Premier: Bedreiging om genocide zorglijk
DEN HAAG - Premier Balkenende vindt het „zeer zorgwekkend” dat mensen in en buiten Turkije worden bedreigd of vervolgd als ze de Armeense genocide erkennen.
Hij zei dat dinsdag in het debat over de staat van de Europese Unie tegen VVD-Kamerlid Van Baalen. Die vindt dat de Nederlandse regering van Turkije moet eisen dat (Nederlandse) Turken die zich uitspreken over de volkerenmoord vrijuit gaan. „Als dat niet gebeurt, zien wij de onderhandelingen met Turkije de komende tien, vijftien jaar somber in.”De minister-president zei tegen ChristenUnie-fractievoorzitter Rouvoet dat hij diens motie nog steeds uitvoert. Die motie uit december 2004 roept de regering op om in gesprekken met Turkije „voortdurend en nadrukkelijk de erkenning van de Armeense genocide aan de orde te stellen.” Turkije moet „eerlijk zijn over zijn verleden en daarmee in het reine komen”, stelde Balkenende.

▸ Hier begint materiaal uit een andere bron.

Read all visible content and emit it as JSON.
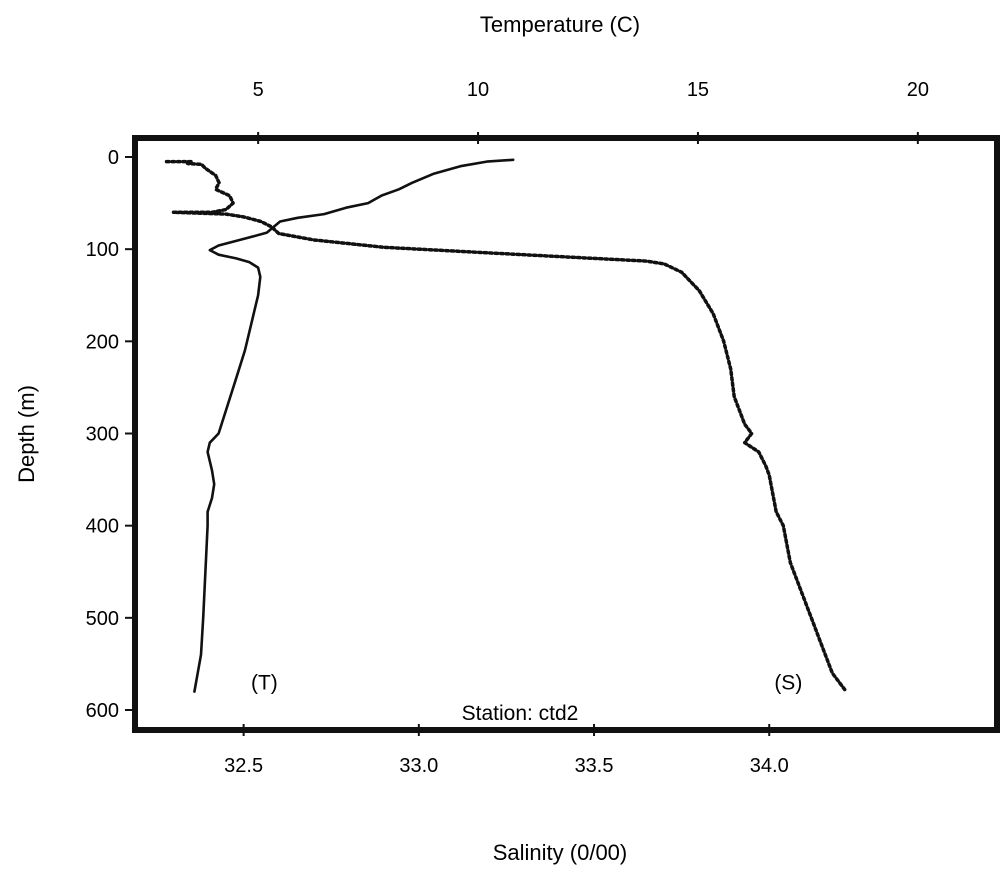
{
  "chart_data": {
    "type": "line",
    "title": "",
    "station_label": "Station: ctd2",
    "temperature_axis": {
      "label": "Temperature (C)",
      "range": [
        2.2,
        21.8
      ],
      "ticks": [
        5,
        10,
        15,
        20
      ],
      "tick_labels": [
        "5",
        "10",
        "15",
        "20"
      ]
    },
    "salinity_axis": {
      "label": "Salinity (0/00)",
      "range": [
        32.19,
        34.65
      ],
      "ticks": [
        32.5,
        33.0,
        33.5,
        34.0
      ],
      "tick_labels": [
        "32.5",
        "33.0",
        "33.5",
        "34.0"
      ]
    },
    "depth_axis": {
      "label": "Depth (m)",
      "range": [
        0,
        600
      ],
      "inverted": true,
      "ticks": [
        0,
        100,
        200,
        300,
        400,
        500,
        600
      ],
      "tick_labels": [
        "0",
        "100",
        "200",
        "300",
        "400",
        "500",
        "600"
      ]
    },
    "series": [
      {
        "name": "(T)",
        "axis": "temperature",
        "style": "solid",
        "color": "#111111",
        "points": [
          [
            10.8,
            3
          ],
          [
            10.2,
            5
          ],
          [
            9.6,
            10
          ],
          [
            9.0,
            18
          ],
          [
            8.5,
            28
          ],
          [
            8.2,
            35
          ],
          [
            7.8,
            42
          ],
          [
            7.5,
            50
          ],
          [
            7.0,
            55
          ],
          [
            6.5,
            62
          ],
          [
            5.9,
            66
          ],
          [
            5.5,
            70
          ],
          [
            5.3,
            78
          ],
          [
            5.2,
            82
          ],
          [
            4.9,
            86
          ],
          [
            4.5,
            91
          ],
          [
            4.1,
            96
          ],
          [
            3.9,
            101
          ],
          [
            4.1,
            106
          ],
          [
            4.5,
            110
          ],
          [
            4.8,
            114
          ],
          [
            5.0,
            120
          ],
          [
            5.05,
            130
          ],
          [
            5.0,
            150
          ],
          [
            4.85,
            180
          ],
          [
            4.7,
            210
          ],
          [
            4.5,
            240
          ],
          [
            4.3,
            270
          ],
          [
            4.1,
            300
          ],
          [
            3.9,
            310
          ],
          [
            3.85,
            320
          ],
          [
            3.95,
            340
          ],
          [
            4.0,
            355
          ],
          [
            3.95,
            370
          ],
          [
            3.85,
            385
          ],
          [
            3.85,
            400
          ],
          [
            3.8,
            450
          ],
          [
            3.75,
            500
          ],
          [
            3.7,
            540
          ],
          [
            3.55,
            580
          ]
        ]
      },
      {
        "name": "(S)",
        "axis": "salinity",
        "style": "dotted",
        "color": "#111111",
        "points": [
          [
            32.28,
            5
          ],
          [
            32.35,
            5
          ],
          [
            32.34,
            7
          ],
          [
            32.38,
            8
          ],
          [
            32.39,
            12
          ],
          [
            32.42,
            20
          ],
          [
            32.43,
            28
          ],
          [
            32.42,
            35
          ],
          [
            32.46,
            42
          ],
          [
            32.47,
            50
          ],
          [
            32.45,
            57
          ],
          [
            32.41,
            60
          ],
          [
            32.3,
            60
          ],
          [
            32.45,
            62
          ],
          [
            32.5,
            65
          ],
          [
            32.55,
            70
          ],
          [
            32.58,
            76
          ],
          [
            32.6,
            83
          ],
          [
            32.7,
            90
          ],
          [
            32.9,
            98
          ],
          [
            33.2,
            104
          ],
          [
            33.5,
            110
          ],
          [
            33.65,
            113
          ],
          [
            33.7,
            116
          ],
          [
            33.75,
            125
          ],
          [
            33.8,
            145
          ],
          [
            33.84,
            170
          ],
          [
            33.87,
            200
          ],
          [
            33.89,
            230
          ],
          [
            33.9,
            260
          ],
          [
            33.93,
            290
          ],
          [
            33.95,
            300
          ],
          [
            33.93,
            310
          ],
          [
            33.97,
            320
          ],
          [
            33.99,
            335
          ],
          [
            34.0,
            345
          ],
          [
            34.01,
            365
          ],
          [
            34.02,
            385
          ],
          [
            34.04,
            400
          ],
          [
            34.05,
            420
          ],
          [
            34.06,
            440
          ],
          [
            34.08,
            460
          ],
          [
            34.1,
            480
          ],
          [
            34.12,
            500
          ],
          [
            34.14,
            520
          ],
          [
            34.16,
            540
          ],
          [
            34.18,
            560
          ],
          [
            34.22,
            580
          ]
        ]
      }
    ]
  }
}
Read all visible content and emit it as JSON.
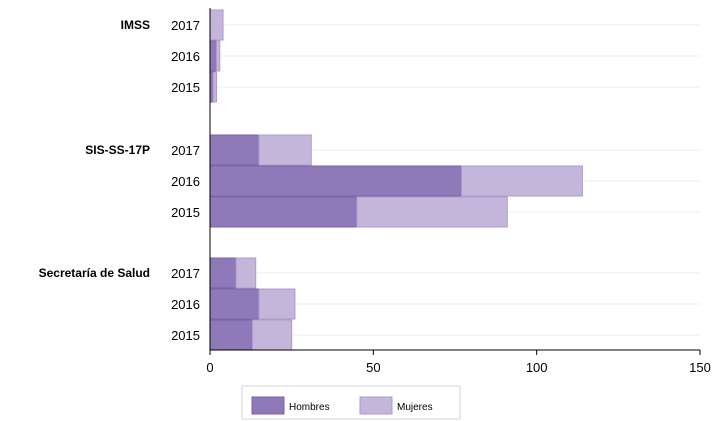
{
  "chart_data": {
    "type": "bar",
    "orientation": "horizontal",
    "stacked": true,
    "title": "",
    "xlabel": "",
    "ylabel": "",
    "xlim": [
      0,
      150
    ],
    "x_ticks": [
      0,
      50,
      100,
      150
    ],
    "grid": true,
    "legend_position": "bottom",
    "colors": {
      "Hombres": "#8f79b9",
      "Mujeres": "#c3b6da",
      "Hombres_stroke": "#7a63a8",
      "Mujeres_stroke": "#ad9ccd"
    },
    "groups": [
      {
        "name": "IMSS",
        "rows": [
          {
            "year": "2017",
            "Hombres": 0,
            "Mujeres": 4
          },
          {
            "year": "2016",
            "Hombres": 2,
            "Mujeres": 1
          },
          {
            "year": "2015",
            "Hombres": 1,
            "Mujeres": 1
          }
        ]
      },
      {
        "name": "SIS-SS-17P",
        "rows": [
          {
            "year": "2017",
            "Hombres": 15,
            "Mujeres": 16
          },
          {
            "year": "2016",
            "Hombres": 77,
            "Mujeres": 37
          },
          {
            "year": "2015",
            "Hombres": 45,
            "Mujeres": 46
          }
        ]
      },
      {
        "name": "Secretaría de Salud",
        "rows": [
          {
            "year": "2017",
            "Hombres": 8,
            "Mujeres": 6
          },
          {
            "year": "2016",
            "Hombres": 15,
            "Mujeres": 11
          },
          {
            "year": "2015",
            "Hombres": 13,
            "Mujeres": 12
          }
        ]
      }
    ],
    "series": [
      {
        "name": "Hombres"
      },
      {
        "name": "Mujeres"
      }
    ]
  }
}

De toetredingsonderhandelingen met Turkije zijn een „schoolvoorbeeld” van hoe het niet moet, aldus SGP’er Van der Staaij. Zijn collega Rouvoet vroeg zich af hoe het mogelijk is dat het land de onderhandelingen met de EU steeds naar zijn hand kan zetten. De Kamer vindt dat de gesprekken moeten stoppen als Turkije geen Cypriotische schepen en vliegtuigen toelaat. Minister Bot van Buitenlandse Zaken zit ook op die lijn.

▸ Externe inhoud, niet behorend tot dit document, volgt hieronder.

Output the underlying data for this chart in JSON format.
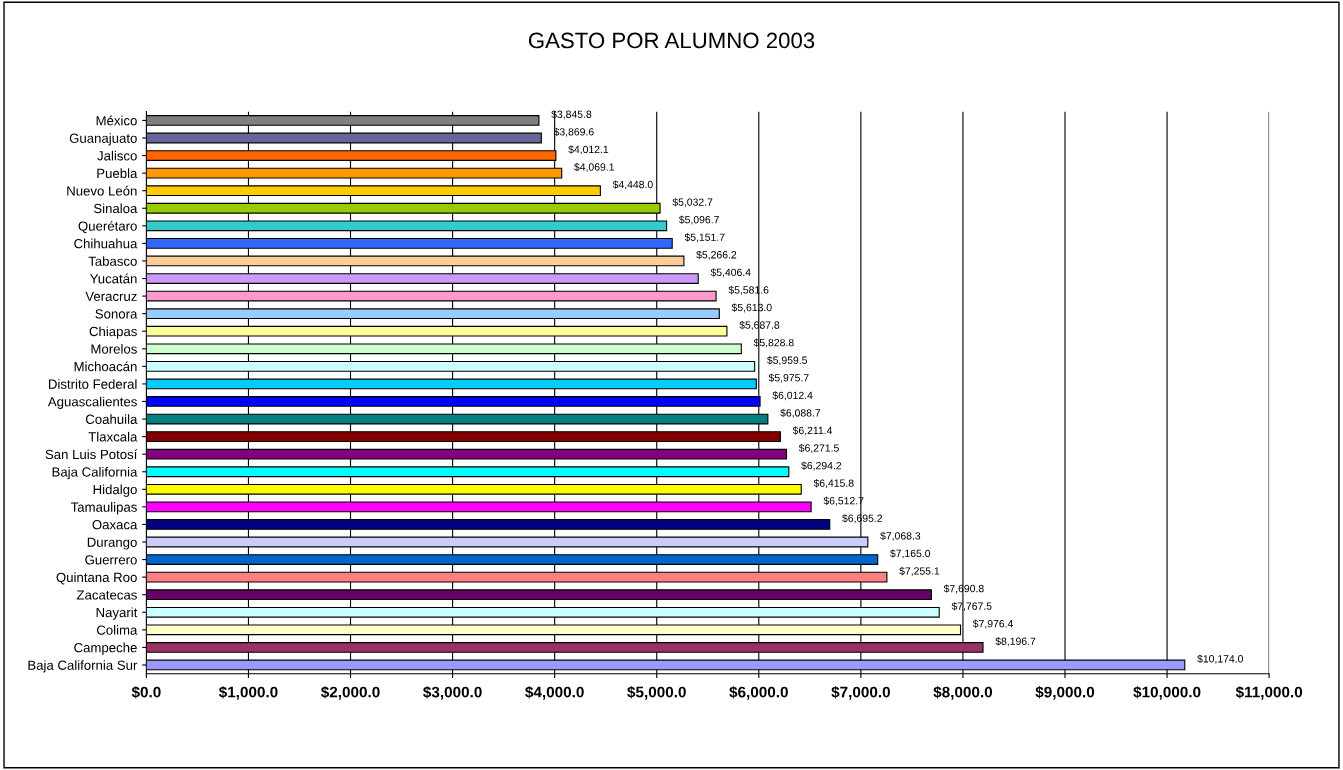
{
  "chart_data": {
    "type": "bar",
    "orientation": "horizontal",
    "title": "GASTO POR ALUMNO 2003",
    "categories": [
      "México",
      "Guanajuato",
      "Jalisco",
      "Puebla",
      "Nuevo León",
      "Sinaloa",
      "Querétaro",
      "Chihuahua",
      "Tabasco",
      "Yucatán",
      "Veracruz",
      "Sonora",
      "Chiapas",
      "Morelos",
      "Michoacán",
      "Distrito Federal",
      "Aguascalientes",
      "Coahuila",
      "Tlaxcala",
      "San Luis Potosí",
      "Baja California",
      "Hidalgo",
      "Tamaulipas",
      "Oaxaca",
      "Durango",
      "Guerrero",
      "Quintana Roo",
      "Zacatecas",
      "Nayarit",
      "Colima",
      "Campeche",
      "Baja California Sur"
    ],
    "values": [
      3845.8,
      3869.6,
      4012.1,
      4069.1,
      4448.0,
      5032.7,
      5096.7,
      5151.7,
      5266.2,
      5406.4,
      5581.6,
      5613.0,
      5687.8,
      5828.8,
      5959.5,
      5975.7,
      6012.4,
      6088.7,
      6211.4,
      6271.5,
      6294.2,
      6415.8,
      6512.7,
      6695.2,
      7068.3,
      7165.0,
      7255.1,
      7690.8,
      7767.5,
      7976.4,
      8196.7,
      10174.0
    ],
    "value_labels": [
      "$3,845.8",
      "$3,869.6",
      "$4,012.1",
      "$4,069.1",
      "$4,448.0",
      "$5,032.7",
      "$5,096.7",
      "$5,151.7",
      "$5,266.2",
      "$5,406.4",
      "$5,581.6",
      "$5,613.0",
      "$5,687.8",
      "$5,828.8",
      "$5,959.5",
      "$5,975.7",
      "$6,012.4",
      "$6,088.7",
      "$6,211.4",
      "$6,271.5",
      "$6,294.2",
      "$6,415.8",
      "$6,512.7",
      "$6,695.2",
      "$7,068.3",
      "$7,165.0",
      "$7,255.1",
      "$7,690.8",
      "$7,767.5",
      "$7,976.4",
      "$8,196.7",
      "$10,174.0"
    ],
    "colors": [
      "#808080",
      "#666699",
      "#ff6600",
      "#ff9900",
      "#ffcc00",
      "#99cc00",
      "#33cccc",
      "#3366ff",
      "#ffcc99",
      "#cc99ff",
      "#ff99cc",
      "#99ccff",
      "#ffff99",
      "#ccffcc",
      "#ccffff",
      "#00ccff",
      "#0000ff",
      "#008080",
      "#800000",
      "#800080",
      "#00ffff",
      "#ffff00",
      "#ff00ff",
      "#000080",
      "#ccccff",
      "#0066cc",
      "#ff8080",
      "#660066",
      "#ccffff",
      "#ffffcc",
      "#993366",
      "#9999ff"
    ],
    "xlim": [
      0,
      11000
    ],
    "xticks": [
      {
        "value": 0,
        "label": "$0.0"
      },
      {
        "value": 1000,
        "label": "$1,000.0"
      },
      {
        "value": 2000,
        "label": "$2,000.0"
      },
      {
        "value": 3000,
        "label": "$3,000.0"
      },
      {
        "value": 4000,
        "label": "$4,000.0"
      },
      {
        "value": 5000,
        "label": "$5,000.0"
      },
      {
        "value": 6000,
        "label": "$6,000.0"
      },
      {
        "value": 7000,
        "label": "$7,000.0"
      },
      {
        "value": 8000,
        "label": "$8,000.0"
      },
      {
        "value": 9000,
        "label": "$9,000.0"
      },
      {
        "value": 10000,
        "label": "$10,000.0"
      },
      {
        "value": 11000,
        "label": "$11,000.0"
      }
    ],
    "grid": "x",
    "legend": false
  }
}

De bewindsman zei dinsdag dat landen die lid willen worden van de EU, voortaan eerst aan alle criteria moeten voldoen. Pas daarna kan een datum worden geprikt voor daadwerkelijke toetreding. „Tijdstippen moeten niet centraal staan, maar kwaliteit en duurzaamheid”, aldus Bot. Op die manier houden burgers volgens hem vertrouwen in de uitbreiding van de EU.
De Kamer hekelde het stilzwijgen van de regering over de Europese grondwet. ChristenUnie/SGP-Europarlementariër Blokland betoogde dat de EU voor een nieuw verdrag terug moet naar de onderhandelingstafel.